The celebration moves into its third day on Monday, with a jam session at Palmer’s Bar on Murphy’s beloved West Bank.
On Saturday, in front of an overflow crowd at Hoversten Chapel at Augsburg University, Murphy, who died Jan. 13 at age 75, was saluted in words, music and video.
Lifelong friend Don Anderson remembered how Willie joined a car club in grade school when all they did was look at cars in magazines.
He recalled taking LSD with Willie during a tornado warning and Willie deciding they should link arms “because if it blows us away, at least we’ll have each other.”
He regaled about late lunches (Willie didn’t get up till after most restaurants stopped serving lunch) and dinners where his pal would lecture him for ordering deceased animals. Eventually, the vegetarian Murphy was convinced by doctors to eat fish for much-needed protein, so he zealously introduced an unenthusiastic Anderson to such delicacies as eel and jellyfish.
Fellow West Bank music institution Spider John Koerner reminisced about he and Murphy recording their legendary 1969 duo album, “Running Jumping Standing Still.” He recalled their East Coast tour to the Newport Folk Festival when a mattress in the back of their funky old van caught fire (through the bottom of the vehicle) and how the cops hesitantly tried to help these hippie musicians put out the flames.

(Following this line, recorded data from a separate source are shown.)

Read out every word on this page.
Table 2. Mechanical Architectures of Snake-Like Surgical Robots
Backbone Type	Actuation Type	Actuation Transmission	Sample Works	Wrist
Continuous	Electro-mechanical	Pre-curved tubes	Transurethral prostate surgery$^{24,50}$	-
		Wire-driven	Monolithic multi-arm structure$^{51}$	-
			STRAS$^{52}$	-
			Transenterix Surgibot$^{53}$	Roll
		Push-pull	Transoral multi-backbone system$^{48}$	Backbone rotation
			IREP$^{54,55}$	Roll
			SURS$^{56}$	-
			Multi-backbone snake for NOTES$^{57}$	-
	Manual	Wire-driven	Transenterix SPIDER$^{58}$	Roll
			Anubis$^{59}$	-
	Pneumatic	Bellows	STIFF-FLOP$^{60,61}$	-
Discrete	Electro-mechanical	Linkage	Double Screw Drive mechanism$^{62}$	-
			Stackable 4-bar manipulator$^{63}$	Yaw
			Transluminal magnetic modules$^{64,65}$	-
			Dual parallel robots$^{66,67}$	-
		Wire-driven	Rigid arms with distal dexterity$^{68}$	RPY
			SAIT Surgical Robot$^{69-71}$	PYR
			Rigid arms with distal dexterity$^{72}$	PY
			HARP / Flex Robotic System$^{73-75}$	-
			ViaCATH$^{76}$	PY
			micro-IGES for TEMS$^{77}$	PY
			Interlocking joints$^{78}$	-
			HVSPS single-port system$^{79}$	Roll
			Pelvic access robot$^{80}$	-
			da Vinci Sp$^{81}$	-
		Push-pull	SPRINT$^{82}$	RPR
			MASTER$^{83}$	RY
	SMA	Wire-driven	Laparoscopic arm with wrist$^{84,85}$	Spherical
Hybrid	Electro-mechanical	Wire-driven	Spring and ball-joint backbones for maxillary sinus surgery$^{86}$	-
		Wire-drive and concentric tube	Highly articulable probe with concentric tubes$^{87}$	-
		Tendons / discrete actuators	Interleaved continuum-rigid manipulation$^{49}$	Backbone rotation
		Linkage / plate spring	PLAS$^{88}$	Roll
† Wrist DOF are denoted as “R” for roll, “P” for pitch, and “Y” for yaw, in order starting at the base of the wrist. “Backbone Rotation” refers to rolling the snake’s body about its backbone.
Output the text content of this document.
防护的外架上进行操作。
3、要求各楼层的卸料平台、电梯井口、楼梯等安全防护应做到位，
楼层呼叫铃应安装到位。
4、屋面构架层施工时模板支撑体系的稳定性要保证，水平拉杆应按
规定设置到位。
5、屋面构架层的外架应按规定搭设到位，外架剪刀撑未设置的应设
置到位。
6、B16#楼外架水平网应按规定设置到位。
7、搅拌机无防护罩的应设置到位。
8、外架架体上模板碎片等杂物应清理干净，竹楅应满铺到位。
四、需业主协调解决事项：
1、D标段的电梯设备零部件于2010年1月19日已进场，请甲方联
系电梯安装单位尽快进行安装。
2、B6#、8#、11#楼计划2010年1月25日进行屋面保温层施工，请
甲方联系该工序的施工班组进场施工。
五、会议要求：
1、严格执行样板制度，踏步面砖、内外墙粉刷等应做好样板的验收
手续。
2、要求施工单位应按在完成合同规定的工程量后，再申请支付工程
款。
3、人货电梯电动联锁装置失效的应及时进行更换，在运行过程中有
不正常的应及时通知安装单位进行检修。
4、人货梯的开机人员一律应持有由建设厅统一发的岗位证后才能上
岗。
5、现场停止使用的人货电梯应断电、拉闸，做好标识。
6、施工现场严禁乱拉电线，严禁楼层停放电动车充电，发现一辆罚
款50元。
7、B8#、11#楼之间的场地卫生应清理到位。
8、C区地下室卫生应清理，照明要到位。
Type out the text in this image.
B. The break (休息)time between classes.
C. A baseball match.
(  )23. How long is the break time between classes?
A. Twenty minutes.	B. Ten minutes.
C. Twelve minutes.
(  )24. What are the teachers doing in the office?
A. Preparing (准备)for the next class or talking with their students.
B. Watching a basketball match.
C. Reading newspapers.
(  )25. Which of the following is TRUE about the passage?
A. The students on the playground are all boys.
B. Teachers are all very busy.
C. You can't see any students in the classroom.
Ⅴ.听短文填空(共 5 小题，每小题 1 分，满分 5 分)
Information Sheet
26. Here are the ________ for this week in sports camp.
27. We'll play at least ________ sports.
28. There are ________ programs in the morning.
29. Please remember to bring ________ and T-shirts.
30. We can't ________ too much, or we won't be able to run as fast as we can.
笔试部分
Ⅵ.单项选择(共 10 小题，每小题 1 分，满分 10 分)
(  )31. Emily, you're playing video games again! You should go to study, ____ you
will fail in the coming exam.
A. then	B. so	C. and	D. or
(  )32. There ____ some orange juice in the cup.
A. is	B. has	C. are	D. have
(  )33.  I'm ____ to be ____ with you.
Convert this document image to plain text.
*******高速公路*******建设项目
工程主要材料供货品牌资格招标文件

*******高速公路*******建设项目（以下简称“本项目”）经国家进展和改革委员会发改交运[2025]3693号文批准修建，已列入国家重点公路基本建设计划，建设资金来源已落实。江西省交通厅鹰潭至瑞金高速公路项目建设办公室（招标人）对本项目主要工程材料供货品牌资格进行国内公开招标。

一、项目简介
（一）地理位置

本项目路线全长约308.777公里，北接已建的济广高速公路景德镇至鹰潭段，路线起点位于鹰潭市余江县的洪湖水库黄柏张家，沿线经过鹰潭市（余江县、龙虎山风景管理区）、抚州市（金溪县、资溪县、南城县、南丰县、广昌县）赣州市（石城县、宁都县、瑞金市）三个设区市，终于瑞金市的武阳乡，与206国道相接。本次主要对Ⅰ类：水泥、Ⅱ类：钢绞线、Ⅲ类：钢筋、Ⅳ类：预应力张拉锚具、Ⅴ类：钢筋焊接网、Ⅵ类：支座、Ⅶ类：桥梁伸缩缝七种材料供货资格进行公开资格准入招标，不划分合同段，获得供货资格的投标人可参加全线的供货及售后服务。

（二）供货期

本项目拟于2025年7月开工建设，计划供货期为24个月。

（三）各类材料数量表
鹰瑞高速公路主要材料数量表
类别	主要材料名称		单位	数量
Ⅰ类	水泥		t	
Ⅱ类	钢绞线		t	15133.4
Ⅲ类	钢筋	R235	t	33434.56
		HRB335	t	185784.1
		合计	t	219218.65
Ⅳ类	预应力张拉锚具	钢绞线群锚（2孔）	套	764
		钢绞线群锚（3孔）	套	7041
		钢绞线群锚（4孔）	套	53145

Saxophonist Eugene Hoffman talked about the founding of Willie & the Bumblebees when Willie said there would be no leader and then Willie proceeded to lead everything.
Mike Rivard put together a video tribute, which included some narration by Garrison Keillor that Murphy had written to be read when he appeared on radio’s “A Prairie Home Companion.” It included the declaration that Willie “became a juvenile delinquent while at St. Stephen’s” grade school.
Perhaps best was the last speaker, Steve Mayer, a psychologist, professor and friend of Murphy’s. After speaking eloquently and insightfully about Willie, Meyer recited the last few lines from each of the songs on Murphy’s “Dirtball” album that was released on his 75th birthday in November.
The lines were poetic, prescient and poignant. Murphy left us on a high note.
Sunday was Willie Murphy Day in Minneapolis as declared by Mayor Jacob Frey. That meant nearly six hours of music by an all-star cast on the West Bank at the very crowded Cabooze.
There were many highlights including:
Organizer/emcee Bobby Vandell reading some heartfelt words from Bonnie Raitt, who hired Murphy to produce her 1971 debut album. ("He was a musical genius... a virtuoso trailblazer ... a badass singer ... criminally underappreciated outside the Twin Cities");
Koerner doing a spoken word rendition – well, pretty much a rap version – of Murphy’s “Mud Puddle”;
An appearance by Binky Griptite of Sharon Jones & the Dap-Kings sitting in with both the Willie Murphy Band and the Angel Headed Hipsters.
But the real treat of the night was a reunion of the Bumblebees, Willie’s often terrific you-should-be-dancing funk ‘n’ soul band that kept the Twin Towns partying from 1969 to ’84 (plus for a few one-off reunions).
With Maurice Jacox, Howard Merriweather and Joe Demko sharing the lead vocals, the Bees funked it up for a generous and impressive 50 minutes.
They did a few songs from their early album, “Honey From the Bee,” as well as “Supermarket,” “You’re No Good, You’re Funky” and “Fairytale,” a sweet and soulful finale to a reunion that begs for more honey from the Bees -- even without their leader.